January’s jobs report, which was scheduled for release Friday, has been delayed due to the partial government shutdown earlier this week.

The U.S. economy gained just 584,000 jobs in 2025, an average of around 50,000 per month. That’s sharply lower than that more than 2 million added in 2024, which amounts to an average of nearly 170,000 per month.

The 2025 numbers represent the smallest annual job gains since the COVID-19 pandemic decimated the job market in 2020. Outside of recessions, it’s the slimmest annual increase since 2003.

The Labor Department also recently reported that businesses posted far fewer jobs in November than the previous month, a sign that employers aren’t yet ramping up hiring even as growth has picked up.

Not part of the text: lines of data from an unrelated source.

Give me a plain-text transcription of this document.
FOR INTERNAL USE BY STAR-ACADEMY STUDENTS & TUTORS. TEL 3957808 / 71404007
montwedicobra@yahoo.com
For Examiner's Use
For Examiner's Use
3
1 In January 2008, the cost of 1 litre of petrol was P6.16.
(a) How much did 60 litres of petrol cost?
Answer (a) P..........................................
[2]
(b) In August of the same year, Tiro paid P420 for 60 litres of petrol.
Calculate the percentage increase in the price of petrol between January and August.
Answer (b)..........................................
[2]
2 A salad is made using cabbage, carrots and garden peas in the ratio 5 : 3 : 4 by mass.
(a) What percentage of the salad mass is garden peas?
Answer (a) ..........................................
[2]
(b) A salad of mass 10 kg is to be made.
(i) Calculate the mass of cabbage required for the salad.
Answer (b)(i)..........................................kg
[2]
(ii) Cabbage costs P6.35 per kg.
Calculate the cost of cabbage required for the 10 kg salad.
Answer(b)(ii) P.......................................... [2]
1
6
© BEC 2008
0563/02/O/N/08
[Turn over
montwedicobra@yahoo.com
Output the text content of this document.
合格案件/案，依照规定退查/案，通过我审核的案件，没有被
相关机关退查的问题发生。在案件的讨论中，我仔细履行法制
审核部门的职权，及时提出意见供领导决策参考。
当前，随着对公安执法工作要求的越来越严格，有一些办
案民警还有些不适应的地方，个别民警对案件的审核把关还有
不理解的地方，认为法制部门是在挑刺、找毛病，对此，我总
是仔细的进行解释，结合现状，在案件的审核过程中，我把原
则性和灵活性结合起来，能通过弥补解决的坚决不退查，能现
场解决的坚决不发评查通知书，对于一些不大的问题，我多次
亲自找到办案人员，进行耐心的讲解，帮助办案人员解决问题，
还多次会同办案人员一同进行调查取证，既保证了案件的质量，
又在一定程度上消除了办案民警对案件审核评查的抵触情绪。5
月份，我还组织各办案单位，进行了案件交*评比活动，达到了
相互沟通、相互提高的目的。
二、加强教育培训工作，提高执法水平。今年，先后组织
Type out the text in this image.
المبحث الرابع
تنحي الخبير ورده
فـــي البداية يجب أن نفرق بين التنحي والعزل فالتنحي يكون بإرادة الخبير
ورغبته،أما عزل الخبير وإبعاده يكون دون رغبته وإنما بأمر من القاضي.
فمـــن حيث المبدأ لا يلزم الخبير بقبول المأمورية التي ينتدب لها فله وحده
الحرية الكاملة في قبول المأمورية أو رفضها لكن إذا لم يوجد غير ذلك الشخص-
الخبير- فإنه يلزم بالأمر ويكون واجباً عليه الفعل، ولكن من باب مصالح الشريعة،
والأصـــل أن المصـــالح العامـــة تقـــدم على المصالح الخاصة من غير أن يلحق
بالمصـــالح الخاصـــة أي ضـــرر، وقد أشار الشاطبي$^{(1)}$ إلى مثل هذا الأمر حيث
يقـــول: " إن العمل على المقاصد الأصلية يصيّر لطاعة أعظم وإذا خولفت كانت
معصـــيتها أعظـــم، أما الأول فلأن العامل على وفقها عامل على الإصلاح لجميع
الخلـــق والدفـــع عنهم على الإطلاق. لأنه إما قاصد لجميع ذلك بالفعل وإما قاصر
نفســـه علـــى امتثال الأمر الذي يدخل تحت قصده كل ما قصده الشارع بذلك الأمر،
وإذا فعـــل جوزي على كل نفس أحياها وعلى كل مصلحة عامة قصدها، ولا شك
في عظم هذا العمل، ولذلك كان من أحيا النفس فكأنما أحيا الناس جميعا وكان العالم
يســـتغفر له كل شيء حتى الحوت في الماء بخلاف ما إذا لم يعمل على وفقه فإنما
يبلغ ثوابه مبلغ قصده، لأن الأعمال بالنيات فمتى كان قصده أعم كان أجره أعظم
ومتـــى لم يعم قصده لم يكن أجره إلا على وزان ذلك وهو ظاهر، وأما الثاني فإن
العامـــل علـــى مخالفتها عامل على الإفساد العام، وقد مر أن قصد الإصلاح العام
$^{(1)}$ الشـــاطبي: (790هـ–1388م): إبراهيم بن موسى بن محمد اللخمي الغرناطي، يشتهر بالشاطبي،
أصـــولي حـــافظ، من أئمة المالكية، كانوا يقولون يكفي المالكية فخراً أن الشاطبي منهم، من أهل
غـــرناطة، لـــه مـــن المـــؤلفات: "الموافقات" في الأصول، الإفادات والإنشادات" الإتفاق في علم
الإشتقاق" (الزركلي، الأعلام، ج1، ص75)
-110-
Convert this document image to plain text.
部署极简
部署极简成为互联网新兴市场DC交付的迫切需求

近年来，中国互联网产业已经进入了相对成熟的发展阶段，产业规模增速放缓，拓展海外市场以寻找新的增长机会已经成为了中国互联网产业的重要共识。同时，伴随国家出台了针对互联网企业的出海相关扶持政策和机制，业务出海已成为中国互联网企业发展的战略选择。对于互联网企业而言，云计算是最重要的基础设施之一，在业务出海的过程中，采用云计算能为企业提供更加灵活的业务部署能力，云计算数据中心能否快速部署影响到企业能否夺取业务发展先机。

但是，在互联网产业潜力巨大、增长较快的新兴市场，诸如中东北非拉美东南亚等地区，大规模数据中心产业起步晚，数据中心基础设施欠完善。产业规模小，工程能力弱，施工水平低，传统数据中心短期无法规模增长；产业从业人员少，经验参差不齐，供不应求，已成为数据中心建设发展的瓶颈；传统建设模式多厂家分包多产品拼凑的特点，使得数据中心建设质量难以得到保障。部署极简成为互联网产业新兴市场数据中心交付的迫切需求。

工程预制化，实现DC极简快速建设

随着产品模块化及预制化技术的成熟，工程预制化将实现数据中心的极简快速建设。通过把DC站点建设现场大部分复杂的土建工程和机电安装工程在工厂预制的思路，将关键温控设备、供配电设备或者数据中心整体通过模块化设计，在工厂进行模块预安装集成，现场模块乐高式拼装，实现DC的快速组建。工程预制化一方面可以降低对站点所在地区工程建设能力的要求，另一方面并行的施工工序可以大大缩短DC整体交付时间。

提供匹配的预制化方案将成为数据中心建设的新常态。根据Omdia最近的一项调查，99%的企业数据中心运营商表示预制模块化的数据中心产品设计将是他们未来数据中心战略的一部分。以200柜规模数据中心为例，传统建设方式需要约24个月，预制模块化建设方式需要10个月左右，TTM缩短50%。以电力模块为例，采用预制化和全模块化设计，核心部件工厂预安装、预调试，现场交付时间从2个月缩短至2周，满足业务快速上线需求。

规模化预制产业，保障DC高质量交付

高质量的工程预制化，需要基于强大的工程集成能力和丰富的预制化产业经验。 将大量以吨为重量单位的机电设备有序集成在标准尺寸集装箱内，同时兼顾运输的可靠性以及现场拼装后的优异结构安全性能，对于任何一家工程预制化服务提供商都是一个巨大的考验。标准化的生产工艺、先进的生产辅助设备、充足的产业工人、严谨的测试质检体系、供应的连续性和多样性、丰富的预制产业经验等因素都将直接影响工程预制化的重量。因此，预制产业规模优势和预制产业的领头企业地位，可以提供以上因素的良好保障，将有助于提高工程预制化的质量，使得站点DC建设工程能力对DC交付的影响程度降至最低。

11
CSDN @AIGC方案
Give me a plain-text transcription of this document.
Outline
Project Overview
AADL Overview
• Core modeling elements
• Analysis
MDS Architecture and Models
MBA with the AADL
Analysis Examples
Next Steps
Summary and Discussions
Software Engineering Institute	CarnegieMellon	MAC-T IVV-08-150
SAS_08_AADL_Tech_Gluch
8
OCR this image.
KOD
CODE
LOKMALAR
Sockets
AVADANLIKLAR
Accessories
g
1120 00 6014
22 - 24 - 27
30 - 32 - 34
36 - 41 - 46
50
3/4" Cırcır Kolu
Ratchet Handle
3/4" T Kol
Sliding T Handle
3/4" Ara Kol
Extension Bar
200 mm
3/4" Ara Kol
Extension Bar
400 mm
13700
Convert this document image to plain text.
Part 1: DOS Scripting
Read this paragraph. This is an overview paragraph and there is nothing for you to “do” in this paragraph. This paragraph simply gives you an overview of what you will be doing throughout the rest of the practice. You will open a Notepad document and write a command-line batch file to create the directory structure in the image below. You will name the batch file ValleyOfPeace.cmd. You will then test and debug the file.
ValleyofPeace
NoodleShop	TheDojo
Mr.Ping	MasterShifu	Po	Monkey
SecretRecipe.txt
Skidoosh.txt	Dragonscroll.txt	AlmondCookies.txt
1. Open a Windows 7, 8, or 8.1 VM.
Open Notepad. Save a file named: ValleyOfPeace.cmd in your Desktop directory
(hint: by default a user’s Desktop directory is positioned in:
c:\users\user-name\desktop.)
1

Businesses and government agencies posted 7.1 million open jobs at the end of November, down from 7.4 million in October.

The data has revealed a labor market in which hiring has clearly slowed, hobbled by uncertainty raised by President Donald Trump’s tariffs and the lingering effects of the high interest rates the Fed engineered in 2022 and 2023 to tamp down a spike of pandemic-induced inflation.

The Federal Reserve, in an attempt to shore up a softening labor market, trimmed its benchmark lending rate by a quarter-point three straight times at the end of last year. However, last week the U.S. central bank left its benchmark lending rate unchanged in the midst of a broadly improving economic outlook and what officials called a stabilizing labor market.

Thursday’s report from the Labor Department also showed that the four-week moving average of jobless claims, which balances out some of the week-to-week gyrations, rose by 6,000 to 212,250.

The total number of Americans filing for jobless benefits for the previous week ending Jan. 24 grew by 25,000 to 1.84 million, the government said.